Précisons en outre que ces sujets restent aujourd’hui en ligne, visibles par collègues, élèves et parents soucieux d’anticiper une épreuve et qui seraient passés entre les mailles du filet de l’information « informelle » de leur invalidité.
Mais de quoi se soucier alors que nous préparons des élèves au Bac depuis de nombreuses années pour la plupart d’entre nous ?
Nous sommes confrontés à une triple nouveauté : nouveaux programmes, nouvelle épreuve pour une nouvelle classe d’âge.
Reprenons alors les éléments un à un :
Des nouveaux programmes :
Ces programmes ne sont pas simplement nouveaux par leur contenu. Ils le sont surtout dans leur forme. Combinant questions générales et « études », ils reposent – dans leur philosophie au moins – sur une démarche dite inductive qui permet d’ « entrer » dans un thème à partir d’un cas singulier[3]. Cette nouvelle écriture scolaire de l’histoire n’est pas inintéressante en soi et entre en continuité et cohérence avec les nouveaux programmes de collège. Elle oblige en outre, en histoire comme en géographie, à des variations d’échelles : dans le temps comme dans l’espace, nous sommes amenés à des jeux d’aller-retour entre zoom et appréhension panoramique d’un objet. Pourquoi pas. Octroyons nous tout de même la possibilité de revendiquer un peu de temps pour s’approprier la démarche et la rendre intelligible aux élèves.
Les programmes sont notre matière première, ils sont ce à partir de quoi s’invente et se bricole une situation d’enseignement. La règle de ce jeu créatif que certains nomment encore la « liberté pédagogique » repose sur une appropriation scientifique, critique et didactique du programme[4]. Vaste gageure dans un contexte de suppression de la formation continue des enseignants, de multiplication des activités acronymes dans les lycées (AP, EE, TPE, HDA)[5], de réécriture précipitée de programmes conformes à la nouvelle maquette du lycée, et surtout de la mise en place d’une épreuve anticipée du Bac pour une seule filière de 1ère.

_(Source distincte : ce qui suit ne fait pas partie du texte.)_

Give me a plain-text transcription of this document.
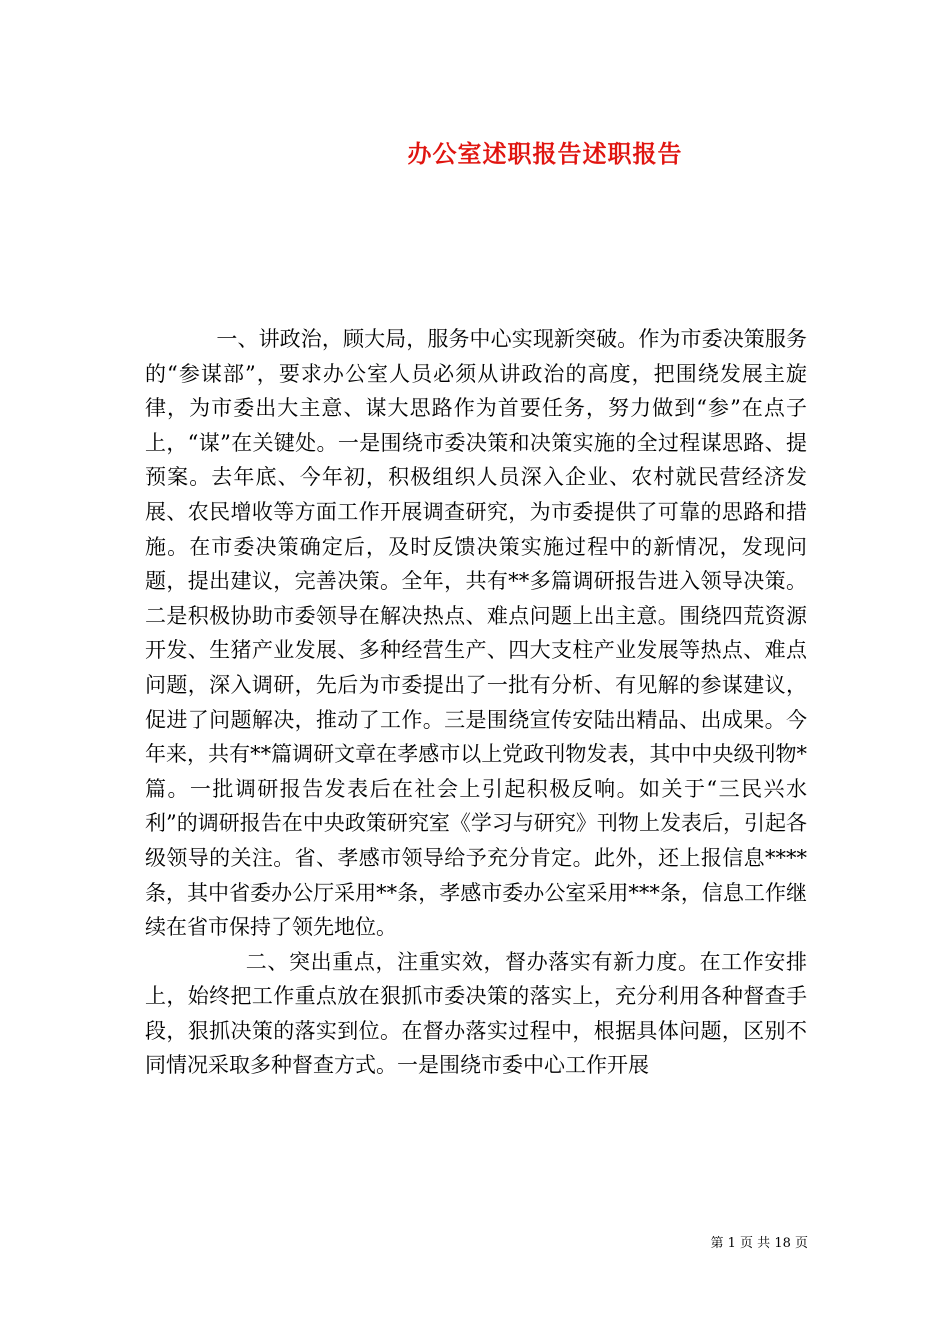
办公室述职报告述职报告

一、讲政治，顾大局，服务中心实现新突破。作为市委决策服务的“参谋部”，要求办公室人员必须从讲政治的高度，把围绕发展主旋律，为市委出大主意、谋大思路作为首要任务，努力做到“参”在点子上，“谋”在关键处。一是围绕市委决策和决策实施的全过程谋思路、提预案。去年底、今年初，积极组织人员深入企业、农村就民营经济发展、农民增收等方面工作开展调查研究，为市委提供了可靠的思路和措施。在市委决策确定后，及时反馈决策实施过程中的新情况，发现问题，提出建议，完善决策。全年，共有**多篇调研报告进入领导决策。二是积极协助市委领导在解决热点、难点问题上出主意。围绕四荒资源开发、生猪产业发展、多种经营生产、四大支柱产业发展等热点、难点问题，深入调研，先后为市委提出了一批有分析、有见解的参谋建议，促进了问题解决，推动了工作。三是围绕宣传安陆出精品、出成果。今年来，共有**篇调研文章在孝感市以上党政刊物发表，其中中央级刊物*篇。一批调研报告发表后在社会上引起积极反响。如关于“三民兴水利”的调研报告在中央政策研究室《学习与研究》刊物上发表后，引起各级领导的关注。省、孝感市领导给予充分肯定。此外，还上报信息****条，其中省委办公厅采用**条，孝感市委办公室采用***条，信息工作继续在省市保持了领先地位。

二、突出重点，注重实效，督办落实有新力度。在工作安排上，始终把工作重点放在狠抓市委决策的落实上，充分利用各种督查手段，狠抓决策的落实到位。在督办落实过程中，根据具体问题，区别不同情况采取多种督查方式。一是围绕市委中心工作开展

第 1 页 共 18 页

On ne s’étonnera pas que, dans ce contexte, la plupart des collègues revendique à ce jour un retard de près de deux semaines (au bas mot) dans la progression annuelle… On ne s’étonnera pas non plus que nous soyons finalement tous contraints à une pratique purement magistrale incompatible avec la démarche inductive. On ne s’étonnera pas enfin de notre relative impatience face à l’absence de consignes claires pour le Bac.
Une nouvelle épreuve et de nombreuses questions
Passons rapidement sur les contingences de structures en rappelant tout de même la variété des situations selon les lycées et les choix « autonomes » faits par les directions : classes mixtes 1ère ES, L, S ; heures méthodologiques attribuées aux 1ère S, dédoublement des classes en 1ère et/ou en Seconde etc. Toutes ces politiques différenciées auront des effets très importants sur la préparation des élèves. Parmi les aberrations rencontrées, on peut pointer l’exemple d’un lycée cette année où une 1ère S (à effectif déjà réduit) dispose de 6h de préparation (horaires normaux, AP et dédoublement) tandis que dans beaucoup d’autres, les 1ère S sont immergées dans une classe ES, L, S (horaires planchers 4h) et ne bénéficient d’aucun dispositif d’accompagnement relatif à la singularité de leur situation. Ces choix locaux sont lourds de sens quant aux conditions de préparation de l’épreuve.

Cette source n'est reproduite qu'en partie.